Indeed, that is the reality, even as Pelley was noticeably careful to avoid absolutes in his response. Besides, with the certain exception of Pieters—definitely one of Europe’s 12 best golfers—and the possible exception of Wiesberger (a member of the 2021 European team at Whistling Straits) none of the other 10 LIV mercenaries were likely to feature even in more normal times.

“To be honest, the Ryder Cup won’t really be part of the DP World Tour’s dealings with the LIV players,” said Irishman Paul McGinley, three times a Ryder Cup player and a winning captain at Gleneagles in 2014. “Not this year. It’s really too late. Relationships between those who went to LIV and tour loyalists are not going to mend in three or four months. Which is not to say that, technically at least, Luke won’t be allowed to make any decision he wants. He won’t be forced to pick someone or not pick someone. But I also know that, if he did blend LIV players into the team or as part of his back-room squad, a new dynamic would be created, one that would be very difficult to manage. Luke has enough on his hands with the strength of the American team and the changing of our old guard to one largely new, without trying to manage relationships within the camp.”

Still, even amidst his well-argued skepticism, McGinley came up with one contradictory scenario.

“Nothing will be ruled out, of course,” continued the four-time DP World Tour winner. “If, say, Martin Kaymer was to win two major championships this year, he would have to be considered. Unlike, say, Ian Poulter or Lee Westwood, he hasn’t created a lot of anti-tour noise. He’s a nice guy. If anyone could be blended in, assuming he was also playing unbelievably well, it is him. So, of course, Luke will keep his options open.”

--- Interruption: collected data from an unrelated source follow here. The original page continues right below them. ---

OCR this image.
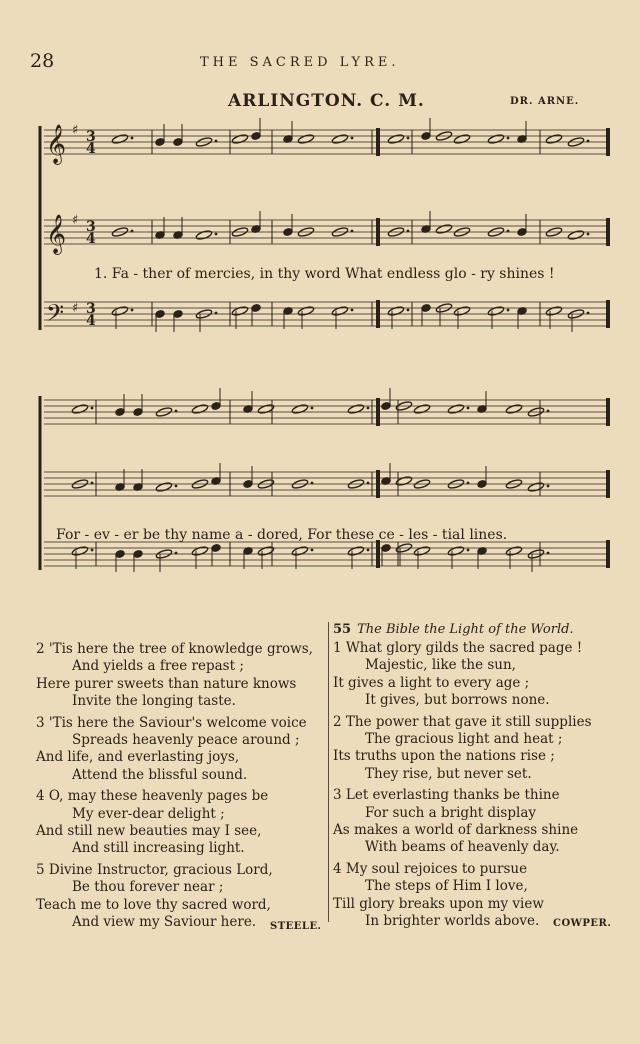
28	THE SACRED LYRE.
ARLINGTON. C. M.	DR. ARNE.
𝄞 ♯ 3
4
𝄞 ♯ 3
4
𝄢 ♯ 3
4
1. Fa - ther of mercies, in thy word What endless glo - ry shines !
For - ev - er be thy name a - dored, For these ce - les - tial lines.
2 'Tis here the tree of knowledge grows,
And yields a free repast ;
Here purer sweets than nature knows
Invite the longing taste.
3 'Tis here the Saviour's welcome voice
Spreads heavenly peace around ;
And life, and everlasting joys,
Attend the blissful sound.
4 O, may these heavenly pages be
My ever-dear delight ;
And still new beauties may I see,
And still increasing light.
5 Divine Instructor, gracious Lord,
Be thou forever near ;
Teach me to love thy sacred word,
And view my Saviour here.
55 The Bible the Light of the World.
1 What glory gilds the sacred page !
Majestic, like the sun,
It gives a light to every age ;
It gives, but borrows none.
2 The power that gave it still supplies
The gracious light and heat ;
Its truths upon the nations rise ;
They rise, but never set.
3 Let everlasting thanks be thine
For such a bright display
As makes a world of darkness shine
With beams of heavenly day.
4 My soul rejoices to pursue
The steps of Him I love,
Till glory breaks upon my view
In brighter worlds above.
STEELE.	COWPER.
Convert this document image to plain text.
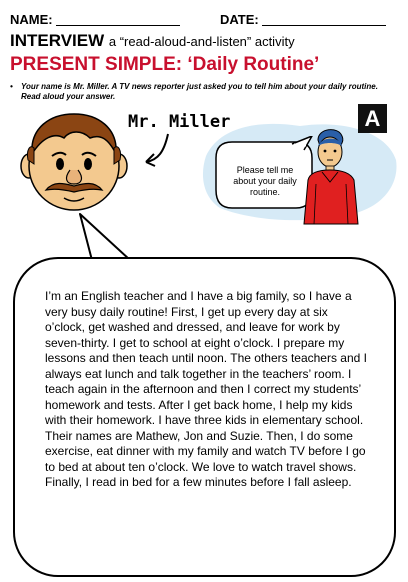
NAME:	DATE:
INTERVIEW a “read-aloud-and-listen” activity
PRESENT SIMPLE: ‘Daily Routine’
• Your name is Mr. Miller. A TV news reporter just asked you to tell him about your daily routine. Read aloud your answer.
Mr. Miller
Please tell me about your daily routine.
A
I’m an English teacher and I have a big family, so I have a very busy daily routine! First, I get up every day at six o’clock, get washed and dressed, and leave for work by seven-thirty. I get to school at eight o’clock. I prepare my lessons and then teach until noon. The others teachers and I always eat lunch and talk together in the teachers’ room. I teach again in the afternoon and then I correct my students’ homework and tests. After I get back home, I help my kids with their homework. I have three kids in elementary school. Their names are Mathew, Jon and Suzie. Then, I do some exercise, eat dinner with my family and watch TV before I go to bed at about ten o’clock. We love to watch travel shows. Finally, I read in bed for a few minutes before I fall asleep.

As for Donald himself, the Englishman is understandably unconcerned by the events of last week. Not even the unexpectedly early exit of Rory McIlroy from the year’s first major was ruffling Donald’s familiar equilibrium.

“I don’t think much has changed, as far as my role is concerned,” he said. “The guys from LIV can still stay on the DP World Tour. They can still play in the majors if they are eligible and so earn points. We know that 14 times during the year they are contracted to events that don’t carry points. Then I’ll have to wait and see what the tour decides to do with any penalties they want to impose. And then how the LIV players react to those.

“All in all, it’s obviously going to be much more difficult for them to qualify automatically. But they still could. The bottom line is that I am free to go my own way on any and all of this. My job is simple: I have to pick what I think is the team with the best chance of winning.”

On that, at least, there is no confusion.